On the day of the assay, tissues were thawed and homogenized (1:5, wt/vol) in ultrapure water. After further dilution (1:5, vol/vol) in 100 mM Tris hydrochloride buffer (pH 8.1) containing 10 mM potassium chloride and 1 mM editic acid, 80 μL of the tissue preparation was incubated for 40 minutes at 37°C in a solution containing 1 mM nicotinamide adenine dinucleotide phosphate, 3 mM glucose-6-phosphate, 1 U/mL glucose-6-phosphate dehydrogenase, 100 μM l-kynurenine, 10 mM potassium chloride, and 1 mM editic acid, in a total volume of 200 μL. Blanks were obtained by including the specific enzyme inhibitor Ro 61-8048 (100 μM; provided by W. Fröstl, MD, Novartis AG, Basel, Switzerland64) in the incubation solution. After centrifugation (16 000g for 15 minutes), 20 μL of the supernatant was applied to a 3-μm high-performance liquid chromatography column (HR-80; 80×4.6 mm; ESA Biosciences Inc, Chelmsford, Massachusetts), using a mobile phase consisting of 1.5% acetonitrile, 0.9% triethylamine, 0.59% phosphoric acid, 0.27 mM editic acid, and 8.9 mM sodium heptane sulfonic acid and a flow rate of 1.0 mL/min. In the eluate, the reaction product, 3-hydroxykynurenine, was detected electrochemically using an HTEC 500 detector (Eicom Corporation, San Diego, California; oxidation potential, +0.5 V). The retention time of 3-hydroxykynurenine was approximately 11 minutes. The protein content of the samples was measured spectrophotometrically using the method developed by Lowry et al.65
The SNP genotyping was performed on genomic DNA isolated with the QIAamp DNA Maxi Kit (Qiagen) from postmortem tissue for the gene expression association studies and from leukocytes obtained from the clinical sample for the endophenotype association studies. Context sequences and assay identification numbers of genotyped KMO SNPs are given in Table 3. For each PCR reaction, 2 ng of genomic DNA was used in a 5-μL reaction mixture (1.3 mM magnesium chloride, 200 μM deoxyribonucleotide mix, 0.25 μM of each primer, 5% dimethyl sulfoxide, and 1.5 U Taq polymerase). The PCR program included denaturation of DNA (5 minutes at 94°C), 30 cycles of 30 seconds at 94°C, 30 seconds at 62°C, and 30 seconds at 72°C. This sequence was followed by a final extension of 10 minutes at 72°C. All PCR reactions were performed using the Bio-rad Multiplatform Thermocycler, which has 4 blocks of 384 wells (Bio-Rad Laboratories Inc).

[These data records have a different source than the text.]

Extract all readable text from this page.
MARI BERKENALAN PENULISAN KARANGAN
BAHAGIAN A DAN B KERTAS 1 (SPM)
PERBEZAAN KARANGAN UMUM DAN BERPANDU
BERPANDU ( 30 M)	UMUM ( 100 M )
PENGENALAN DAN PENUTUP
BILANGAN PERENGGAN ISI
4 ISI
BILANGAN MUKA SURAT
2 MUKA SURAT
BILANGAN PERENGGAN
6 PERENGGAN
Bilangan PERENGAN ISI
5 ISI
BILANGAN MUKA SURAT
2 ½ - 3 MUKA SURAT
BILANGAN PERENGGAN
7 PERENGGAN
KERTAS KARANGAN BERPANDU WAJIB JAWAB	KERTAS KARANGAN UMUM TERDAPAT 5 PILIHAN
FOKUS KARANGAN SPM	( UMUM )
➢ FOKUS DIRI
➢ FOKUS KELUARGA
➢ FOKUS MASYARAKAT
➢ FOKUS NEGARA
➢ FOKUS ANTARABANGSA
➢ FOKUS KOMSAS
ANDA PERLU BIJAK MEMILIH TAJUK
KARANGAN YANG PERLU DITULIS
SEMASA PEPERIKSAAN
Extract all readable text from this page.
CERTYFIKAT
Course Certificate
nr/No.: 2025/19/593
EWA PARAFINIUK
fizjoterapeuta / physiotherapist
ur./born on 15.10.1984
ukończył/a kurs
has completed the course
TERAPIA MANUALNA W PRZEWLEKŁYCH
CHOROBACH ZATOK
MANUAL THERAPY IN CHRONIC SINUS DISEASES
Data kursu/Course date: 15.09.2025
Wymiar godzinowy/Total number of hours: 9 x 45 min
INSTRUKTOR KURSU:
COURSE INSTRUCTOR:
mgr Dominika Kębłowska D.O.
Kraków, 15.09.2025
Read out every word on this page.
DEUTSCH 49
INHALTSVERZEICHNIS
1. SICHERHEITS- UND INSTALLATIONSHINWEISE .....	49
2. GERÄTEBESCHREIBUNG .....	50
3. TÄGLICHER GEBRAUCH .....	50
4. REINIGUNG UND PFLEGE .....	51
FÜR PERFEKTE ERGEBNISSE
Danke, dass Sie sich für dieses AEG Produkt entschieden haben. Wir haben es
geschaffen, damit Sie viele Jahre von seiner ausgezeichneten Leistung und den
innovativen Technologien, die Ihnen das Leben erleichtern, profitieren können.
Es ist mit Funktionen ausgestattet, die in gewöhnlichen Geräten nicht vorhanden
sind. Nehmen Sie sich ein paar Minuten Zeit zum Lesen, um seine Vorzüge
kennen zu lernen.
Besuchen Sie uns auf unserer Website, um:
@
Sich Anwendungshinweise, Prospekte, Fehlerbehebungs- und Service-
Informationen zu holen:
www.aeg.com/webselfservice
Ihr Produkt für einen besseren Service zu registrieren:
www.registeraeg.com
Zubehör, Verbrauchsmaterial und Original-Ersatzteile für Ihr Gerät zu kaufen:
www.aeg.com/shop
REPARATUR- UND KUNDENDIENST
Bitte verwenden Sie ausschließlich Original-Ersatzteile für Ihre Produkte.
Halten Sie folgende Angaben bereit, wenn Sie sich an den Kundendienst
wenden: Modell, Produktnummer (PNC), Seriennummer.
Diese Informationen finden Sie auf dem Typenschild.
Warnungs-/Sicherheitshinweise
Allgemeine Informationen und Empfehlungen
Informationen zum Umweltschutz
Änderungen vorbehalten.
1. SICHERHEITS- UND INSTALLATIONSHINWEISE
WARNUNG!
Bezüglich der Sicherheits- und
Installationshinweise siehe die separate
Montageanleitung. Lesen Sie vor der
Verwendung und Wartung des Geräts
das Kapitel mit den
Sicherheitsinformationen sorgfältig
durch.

We selected 2 KMO SNPs for analysis: 1 that results in a nonsynonymous change in KMO gene sequence (KMO rs1053230) and 1 (KMO rs2275163) that was previously reported to be associated with schizophrenia.36 Both SNPs have minor allele frequencies of 0.15 or more in European American and African American/mixed ethnicity populations (http://hapmap.ncbi.nlm.nih.gov/)66 (Table 4).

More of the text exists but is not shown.